Erstmals angewandt wurde die Methodik zur Bewertung der Nachhaltigkeit (Sustainability Assessment) von TÜV SÜD bei einem Batterie-Hersteller. Förderungen und Vergünstigungen für Elektrofahrzeuge, neue Modellreihen und Produktionsstandorte, aber auch gestiegene Kraftstoffpreise steigern die Nachfrage nach Batterien stark. Dabei ist ihre Produktion sehr aufwendig: Die verwendeten Rohstoffe sind zu einem gewissen Anteil sogenannte Konfliktmineralien. Sie können nur in wenigen Förderländern gewonnen werden, die zudem häufig politisch instabil sind und deren Lebens- und Arbeitsbedingungen meist unter westlichen Standards liegen.

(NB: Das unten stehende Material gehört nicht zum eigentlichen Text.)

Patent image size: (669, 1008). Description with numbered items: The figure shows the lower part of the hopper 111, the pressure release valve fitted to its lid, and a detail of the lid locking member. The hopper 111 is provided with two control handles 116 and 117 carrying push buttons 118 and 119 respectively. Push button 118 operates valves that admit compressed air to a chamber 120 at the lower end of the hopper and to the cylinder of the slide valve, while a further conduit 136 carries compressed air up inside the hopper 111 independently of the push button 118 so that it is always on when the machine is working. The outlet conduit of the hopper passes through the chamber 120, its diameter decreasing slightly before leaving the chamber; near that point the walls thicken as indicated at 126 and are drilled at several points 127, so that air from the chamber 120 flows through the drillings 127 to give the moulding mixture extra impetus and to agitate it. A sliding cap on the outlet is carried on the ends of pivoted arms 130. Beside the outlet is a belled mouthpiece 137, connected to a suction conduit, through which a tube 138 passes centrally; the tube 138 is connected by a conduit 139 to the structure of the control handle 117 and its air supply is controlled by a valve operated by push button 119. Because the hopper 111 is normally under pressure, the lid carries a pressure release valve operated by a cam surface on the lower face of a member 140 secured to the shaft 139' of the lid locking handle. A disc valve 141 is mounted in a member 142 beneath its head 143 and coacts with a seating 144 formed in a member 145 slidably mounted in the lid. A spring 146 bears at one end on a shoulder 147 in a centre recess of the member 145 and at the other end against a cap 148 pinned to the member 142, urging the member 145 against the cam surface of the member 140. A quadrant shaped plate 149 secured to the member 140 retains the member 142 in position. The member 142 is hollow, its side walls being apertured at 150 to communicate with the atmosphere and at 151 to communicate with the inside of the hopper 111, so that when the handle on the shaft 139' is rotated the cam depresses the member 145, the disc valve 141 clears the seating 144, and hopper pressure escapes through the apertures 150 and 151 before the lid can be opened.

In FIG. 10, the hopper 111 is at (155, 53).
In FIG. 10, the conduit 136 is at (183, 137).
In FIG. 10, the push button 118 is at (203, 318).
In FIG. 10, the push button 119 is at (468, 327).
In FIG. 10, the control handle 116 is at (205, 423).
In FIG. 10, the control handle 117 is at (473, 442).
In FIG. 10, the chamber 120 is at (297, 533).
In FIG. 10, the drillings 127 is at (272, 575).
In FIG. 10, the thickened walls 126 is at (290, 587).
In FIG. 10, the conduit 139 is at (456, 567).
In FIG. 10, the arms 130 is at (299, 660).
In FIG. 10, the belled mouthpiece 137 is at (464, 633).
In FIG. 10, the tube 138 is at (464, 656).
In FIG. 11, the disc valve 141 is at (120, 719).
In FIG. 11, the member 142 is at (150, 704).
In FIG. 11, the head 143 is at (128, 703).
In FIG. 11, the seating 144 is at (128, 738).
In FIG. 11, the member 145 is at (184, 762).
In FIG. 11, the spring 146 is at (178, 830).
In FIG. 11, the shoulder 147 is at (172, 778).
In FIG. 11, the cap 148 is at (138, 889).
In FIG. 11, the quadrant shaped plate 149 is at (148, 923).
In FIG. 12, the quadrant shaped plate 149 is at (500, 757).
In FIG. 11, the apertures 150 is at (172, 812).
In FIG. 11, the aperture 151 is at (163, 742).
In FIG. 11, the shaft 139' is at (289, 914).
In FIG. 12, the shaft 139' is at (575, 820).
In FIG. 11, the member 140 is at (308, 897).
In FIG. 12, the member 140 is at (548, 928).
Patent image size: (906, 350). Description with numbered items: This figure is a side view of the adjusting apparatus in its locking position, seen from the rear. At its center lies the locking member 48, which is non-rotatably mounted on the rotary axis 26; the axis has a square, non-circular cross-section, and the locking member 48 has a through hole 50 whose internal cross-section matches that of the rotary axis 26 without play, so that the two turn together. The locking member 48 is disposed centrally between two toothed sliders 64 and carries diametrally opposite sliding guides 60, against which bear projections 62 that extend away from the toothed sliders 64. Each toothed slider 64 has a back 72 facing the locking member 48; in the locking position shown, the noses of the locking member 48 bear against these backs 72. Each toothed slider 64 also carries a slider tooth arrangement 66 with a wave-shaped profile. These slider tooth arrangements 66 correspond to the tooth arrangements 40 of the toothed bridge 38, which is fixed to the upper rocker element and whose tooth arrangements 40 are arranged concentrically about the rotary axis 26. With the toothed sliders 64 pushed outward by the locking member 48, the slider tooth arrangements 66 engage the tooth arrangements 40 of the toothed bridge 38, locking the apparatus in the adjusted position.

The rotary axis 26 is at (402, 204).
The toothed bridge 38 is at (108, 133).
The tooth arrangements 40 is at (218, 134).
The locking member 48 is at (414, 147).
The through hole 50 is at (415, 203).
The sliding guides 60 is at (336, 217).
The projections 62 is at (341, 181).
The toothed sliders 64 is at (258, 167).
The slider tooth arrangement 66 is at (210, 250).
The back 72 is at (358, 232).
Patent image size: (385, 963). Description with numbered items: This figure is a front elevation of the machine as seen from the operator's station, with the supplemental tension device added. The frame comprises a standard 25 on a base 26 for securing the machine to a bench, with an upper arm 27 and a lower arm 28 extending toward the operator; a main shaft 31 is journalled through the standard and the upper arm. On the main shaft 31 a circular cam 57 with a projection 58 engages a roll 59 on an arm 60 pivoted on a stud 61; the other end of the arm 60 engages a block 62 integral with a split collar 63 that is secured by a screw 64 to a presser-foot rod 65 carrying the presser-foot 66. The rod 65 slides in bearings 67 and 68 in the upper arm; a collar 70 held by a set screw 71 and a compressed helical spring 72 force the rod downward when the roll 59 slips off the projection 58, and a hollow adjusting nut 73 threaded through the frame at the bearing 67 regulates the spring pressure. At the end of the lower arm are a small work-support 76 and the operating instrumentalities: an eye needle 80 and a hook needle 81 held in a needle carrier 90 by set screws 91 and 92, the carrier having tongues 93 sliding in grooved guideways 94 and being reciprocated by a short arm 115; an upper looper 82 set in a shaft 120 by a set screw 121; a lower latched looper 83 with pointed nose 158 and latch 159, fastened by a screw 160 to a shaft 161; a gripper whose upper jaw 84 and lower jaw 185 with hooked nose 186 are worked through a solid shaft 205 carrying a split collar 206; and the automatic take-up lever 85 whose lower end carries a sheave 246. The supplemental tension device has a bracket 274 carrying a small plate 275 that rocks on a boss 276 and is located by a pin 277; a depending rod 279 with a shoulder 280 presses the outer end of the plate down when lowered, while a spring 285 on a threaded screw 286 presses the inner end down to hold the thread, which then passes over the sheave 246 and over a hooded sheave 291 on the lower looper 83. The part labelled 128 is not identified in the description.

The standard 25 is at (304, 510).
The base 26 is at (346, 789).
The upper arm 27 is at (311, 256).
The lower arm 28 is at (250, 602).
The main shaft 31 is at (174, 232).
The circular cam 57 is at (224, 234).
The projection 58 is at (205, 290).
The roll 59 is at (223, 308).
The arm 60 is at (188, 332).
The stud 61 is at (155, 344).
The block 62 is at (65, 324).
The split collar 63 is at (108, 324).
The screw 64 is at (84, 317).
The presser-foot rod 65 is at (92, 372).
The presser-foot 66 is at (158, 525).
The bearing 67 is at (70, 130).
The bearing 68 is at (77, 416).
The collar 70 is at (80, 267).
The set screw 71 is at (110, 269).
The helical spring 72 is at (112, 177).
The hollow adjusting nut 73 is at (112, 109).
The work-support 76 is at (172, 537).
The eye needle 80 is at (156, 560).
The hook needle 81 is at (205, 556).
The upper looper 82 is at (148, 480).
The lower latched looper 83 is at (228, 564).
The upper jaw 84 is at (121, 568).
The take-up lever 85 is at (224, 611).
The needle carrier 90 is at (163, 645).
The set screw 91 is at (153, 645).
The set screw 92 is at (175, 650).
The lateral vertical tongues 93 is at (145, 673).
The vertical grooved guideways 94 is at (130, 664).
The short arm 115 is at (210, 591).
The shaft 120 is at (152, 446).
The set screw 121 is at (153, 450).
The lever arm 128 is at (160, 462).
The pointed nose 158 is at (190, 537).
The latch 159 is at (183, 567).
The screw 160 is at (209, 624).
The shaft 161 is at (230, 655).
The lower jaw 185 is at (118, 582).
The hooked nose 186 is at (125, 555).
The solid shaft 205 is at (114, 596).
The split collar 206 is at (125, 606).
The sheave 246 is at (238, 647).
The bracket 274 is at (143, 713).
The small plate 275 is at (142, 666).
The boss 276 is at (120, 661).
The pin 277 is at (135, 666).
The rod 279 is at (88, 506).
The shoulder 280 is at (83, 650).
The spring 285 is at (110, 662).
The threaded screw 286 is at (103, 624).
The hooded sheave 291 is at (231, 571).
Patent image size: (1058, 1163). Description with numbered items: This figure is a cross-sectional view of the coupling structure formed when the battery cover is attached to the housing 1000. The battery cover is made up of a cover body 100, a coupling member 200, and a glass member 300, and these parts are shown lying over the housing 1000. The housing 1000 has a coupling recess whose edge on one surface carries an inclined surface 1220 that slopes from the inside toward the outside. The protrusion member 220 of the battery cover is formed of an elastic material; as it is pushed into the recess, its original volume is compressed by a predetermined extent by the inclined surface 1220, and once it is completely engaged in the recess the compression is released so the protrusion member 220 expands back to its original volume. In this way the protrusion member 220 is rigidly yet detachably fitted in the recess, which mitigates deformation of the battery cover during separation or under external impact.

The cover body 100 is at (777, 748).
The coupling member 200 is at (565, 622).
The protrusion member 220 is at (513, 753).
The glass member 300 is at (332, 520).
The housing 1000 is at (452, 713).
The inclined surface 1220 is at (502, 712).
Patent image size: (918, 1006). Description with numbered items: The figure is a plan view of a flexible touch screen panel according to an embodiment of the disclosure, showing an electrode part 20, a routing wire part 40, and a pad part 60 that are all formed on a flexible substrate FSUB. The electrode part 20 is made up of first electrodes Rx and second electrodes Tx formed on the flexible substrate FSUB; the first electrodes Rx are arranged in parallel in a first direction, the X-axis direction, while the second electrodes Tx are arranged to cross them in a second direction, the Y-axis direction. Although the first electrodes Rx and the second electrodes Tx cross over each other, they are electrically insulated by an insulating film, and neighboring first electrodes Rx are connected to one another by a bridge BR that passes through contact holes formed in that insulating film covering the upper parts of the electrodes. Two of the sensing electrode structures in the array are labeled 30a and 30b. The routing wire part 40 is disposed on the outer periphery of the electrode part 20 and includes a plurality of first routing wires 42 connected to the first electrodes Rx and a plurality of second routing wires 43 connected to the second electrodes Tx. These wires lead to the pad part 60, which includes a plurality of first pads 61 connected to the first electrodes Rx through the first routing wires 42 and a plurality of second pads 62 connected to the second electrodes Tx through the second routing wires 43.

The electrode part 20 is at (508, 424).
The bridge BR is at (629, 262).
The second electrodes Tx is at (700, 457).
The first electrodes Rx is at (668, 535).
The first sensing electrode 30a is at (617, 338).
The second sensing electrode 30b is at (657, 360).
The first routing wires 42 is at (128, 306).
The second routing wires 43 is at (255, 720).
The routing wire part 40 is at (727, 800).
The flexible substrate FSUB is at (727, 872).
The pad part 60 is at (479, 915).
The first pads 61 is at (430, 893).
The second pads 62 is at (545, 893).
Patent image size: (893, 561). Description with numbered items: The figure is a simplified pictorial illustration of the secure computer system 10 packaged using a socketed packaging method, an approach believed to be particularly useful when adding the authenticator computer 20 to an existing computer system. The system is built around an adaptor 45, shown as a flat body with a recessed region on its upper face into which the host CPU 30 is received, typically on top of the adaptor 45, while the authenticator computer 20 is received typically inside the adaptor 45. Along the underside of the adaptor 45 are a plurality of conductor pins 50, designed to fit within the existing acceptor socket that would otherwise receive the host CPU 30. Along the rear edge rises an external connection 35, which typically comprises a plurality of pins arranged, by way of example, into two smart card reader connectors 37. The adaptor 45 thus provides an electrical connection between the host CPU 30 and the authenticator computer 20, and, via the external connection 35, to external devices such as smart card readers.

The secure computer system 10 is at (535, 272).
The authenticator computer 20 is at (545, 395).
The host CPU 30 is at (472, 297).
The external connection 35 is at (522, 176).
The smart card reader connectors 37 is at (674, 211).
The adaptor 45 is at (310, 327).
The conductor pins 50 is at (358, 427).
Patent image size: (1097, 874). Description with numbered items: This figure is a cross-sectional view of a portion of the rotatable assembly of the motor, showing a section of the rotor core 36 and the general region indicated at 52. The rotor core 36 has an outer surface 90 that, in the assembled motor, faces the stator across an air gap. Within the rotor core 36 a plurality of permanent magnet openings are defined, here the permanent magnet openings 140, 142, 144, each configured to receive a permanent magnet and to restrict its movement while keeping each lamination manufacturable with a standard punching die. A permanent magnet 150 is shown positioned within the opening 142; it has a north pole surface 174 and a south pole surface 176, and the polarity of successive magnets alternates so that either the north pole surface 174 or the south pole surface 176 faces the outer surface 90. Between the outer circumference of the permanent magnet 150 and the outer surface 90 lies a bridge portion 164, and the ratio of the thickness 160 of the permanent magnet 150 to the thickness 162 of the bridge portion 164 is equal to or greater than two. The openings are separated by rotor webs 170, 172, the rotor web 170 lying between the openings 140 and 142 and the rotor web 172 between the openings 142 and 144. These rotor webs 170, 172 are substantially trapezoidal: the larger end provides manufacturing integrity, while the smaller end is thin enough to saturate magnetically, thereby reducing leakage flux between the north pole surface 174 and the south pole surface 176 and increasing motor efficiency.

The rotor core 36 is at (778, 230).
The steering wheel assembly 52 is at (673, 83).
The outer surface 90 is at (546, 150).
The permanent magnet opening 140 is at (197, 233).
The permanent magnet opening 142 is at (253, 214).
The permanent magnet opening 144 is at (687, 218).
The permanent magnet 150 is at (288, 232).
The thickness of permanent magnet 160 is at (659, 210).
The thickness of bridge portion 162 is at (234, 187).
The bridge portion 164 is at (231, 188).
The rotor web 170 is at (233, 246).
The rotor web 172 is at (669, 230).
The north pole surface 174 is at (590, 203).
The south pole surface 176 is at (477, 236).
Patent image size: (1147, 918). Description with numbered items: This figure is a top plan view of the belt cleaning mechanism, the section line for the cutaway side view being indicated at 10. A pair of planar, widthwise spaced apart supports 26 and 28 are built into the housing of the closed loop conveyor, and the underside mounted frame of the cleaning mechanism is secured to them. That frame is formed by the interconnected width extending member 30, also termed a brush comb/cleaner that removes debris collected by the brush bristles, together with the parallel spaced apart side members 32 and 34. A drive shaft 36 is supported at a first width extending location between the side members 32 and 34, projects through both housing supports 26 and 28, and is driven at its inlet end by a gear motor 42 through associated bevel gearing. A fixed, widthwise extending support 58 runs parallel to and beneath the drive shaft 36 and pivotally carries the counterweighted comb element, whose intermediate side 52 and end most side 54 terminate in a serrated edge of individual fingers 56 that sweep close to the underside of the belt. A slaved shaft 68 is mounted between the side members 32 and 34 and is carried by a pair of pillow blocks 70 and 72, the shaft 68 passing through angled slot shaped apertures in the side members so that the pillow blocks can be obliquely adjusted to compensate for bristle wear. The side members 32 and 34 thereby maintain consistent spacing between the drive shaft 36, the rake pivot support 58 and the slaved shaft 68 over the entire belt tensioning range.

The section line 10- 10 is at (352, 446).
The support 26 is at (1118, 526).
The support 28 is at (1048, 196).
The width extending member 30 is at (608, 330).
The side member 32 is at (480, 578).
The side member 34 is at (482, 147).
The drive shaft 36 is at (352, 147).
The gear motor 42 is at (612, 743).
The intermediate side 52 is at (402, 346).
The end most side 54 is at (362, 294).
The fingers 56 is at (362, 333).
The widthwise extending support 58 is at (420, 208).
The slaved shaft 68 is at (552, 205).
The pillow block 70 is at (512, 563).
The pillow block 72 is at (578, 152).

Ein Beispiel hierfür ist Kobalt aus dem Kongo.

Neben der Herkunft der Rohstoffe sind die Kühlprozesse in der Elektrodenfertigung ein relevanter Punkt für die Batterieproduktion. Sie sind energieintensiv und es gilt, sie so weit wie möglich zu optimieren. Daher nahm das Team von TÜV SÜD den Energiemix des untersuchten Batterieherstellers bei seiner Analyse besonders in den Blick: Angelehnt an das SDG-Unterziel „Bezahlbare und saubere Energie“ betrachteten die Expertinnen und Experten unter anderem den Strombedarf und den Einsatz erneuerbarer Energien und legten gemeinsam mit dem Batterieproduzenten Maßnahmen fest, um deren Anteil zu erhöhen und die Energieeffizienz zu verbessern. Abschließend wurden auch Entsorgung und Recycling der Batterien betrachtet, um nicht nur den Wertschöpfungsprozess, sondern den gesamten Lebenszyklus der Produkte zu bewerten.

Stellschrauben für die kontinuierliche Weiterentwicklung regelmäßig prüfen

Dieses Beispiel zeigt, wie TÜV SÜD bei der Nachhaltigkeitsbewertung zunächst die branchenspezifischen Messgrößen für jedes untersuchte Unternehmen sorgfältig definiert (www.tuvsud.com/nachhaltigkeitsbewertung). Worauf kommt es in einem bestimmten Wirtschaftszweig an? Wie lassen sich die relevanten Indikatoren messen? Wo liegt die Branchenbenchmark – und wie können die Auftraggeber langfristig sinnvoller wirtschaften? Ausgehend von der Analyse des Ist-Zustands empfehlen die Expertinnen und Experten Maßnahmen, die den Status Quo fortlaufend verbessern. Einmal definiert und festgelegt, kommt es darauf an, die ermittelten Kennzahlen regelmäßig zu kontrollieren und Maßnahmen umzusetzen. Dieses kontinuierliche „Tracking“ auf Basis einer fundierten Analyse ist ein Weg, um Unternehmen nachhaltiger zu machen – und dies anhand valider Daten zu belegen.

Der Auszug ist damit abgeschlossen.